Stu Robbins (MSOC | Coach)
NAME: Stu Robbins
SPORT: Men’s Soccer
YEARS ACTIVE: 1964-1974
HALL OF FAME CLASS: 2019-20
Founding coach of the Alberta Golden Bears soccer program (1967)
Coach of Canada West and CIAU men’s soccer champs in 1972
First director of coaching for the Alberta Soccer Association (ASA)
Born and educated in England, Dr. Stuart Robbins was invited to join the University of Alberta’s Faculty of Physical Education in 1964. Initially tasked with establishing undergraduate and graduate programs in elementary school physical education, Robbins would go on to have an indelible impact on varsity sport.
In 1967 he became the founding coach of the Golden Bears soccer program and remained with the team until 1974, guiding the Bears to a Canadian Interuniversity Athletic Union (CIAU) gold medal in 1972 and silver in 1973, while also capturing Canada West gold both seasons.
During his time at Alberta, Robbins also coached the Golden Bears tennis team to a Western Intercollegiate championship in 1964-1965, and additionally served as head coach of Bears and Pandas diving (1964-1969), and as a sprint coach on Alberta’s track and field team (1964-1966).

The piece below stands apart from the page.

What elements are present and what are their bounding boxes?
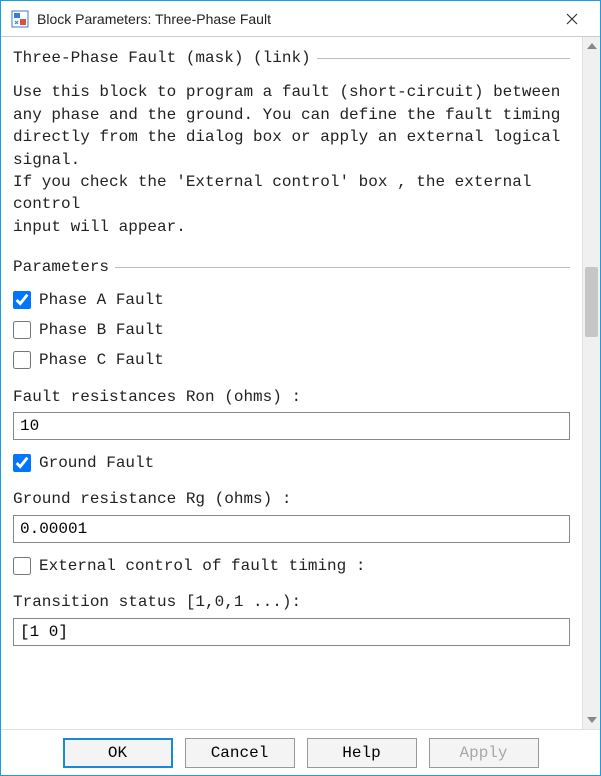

He was also first Director of Coaching for the Alberta Soccer Association (ASA), serving in that role from 1966 to 1972, a tenure during which Robbins initiated the ASA's coaching instruction and certification program.
During the 1968-1969 season, Robbins coached Alberta’s diving team at the Canadian championships and served as the Technical Director of the Alberta Diving Association and as a member of the Canadian Diving Association Selection Committee.
In 1974, Robbins moved on to York University where his roles included Chair of the School of Physical Education and Athletics (1981-86 and 1989-97), Associate Dean of the Faculty of Education (1978-80), along with coach of the men's soccer team (1983-86).
Upon retiring from York in 2000, Robbins returned west, moving to Calgary where he joined the National Coaching Institute at the University of Calgary.
Robbins was awarded the Commemorative Medal for the 125th Anniversary of the Confederation of Canada, and Canada’s Golden Jubilee Medal in 2002. He is a member of the University of Alberta Sports Wall of Fame (class of 2007) and York’s Hall of Fame (2009).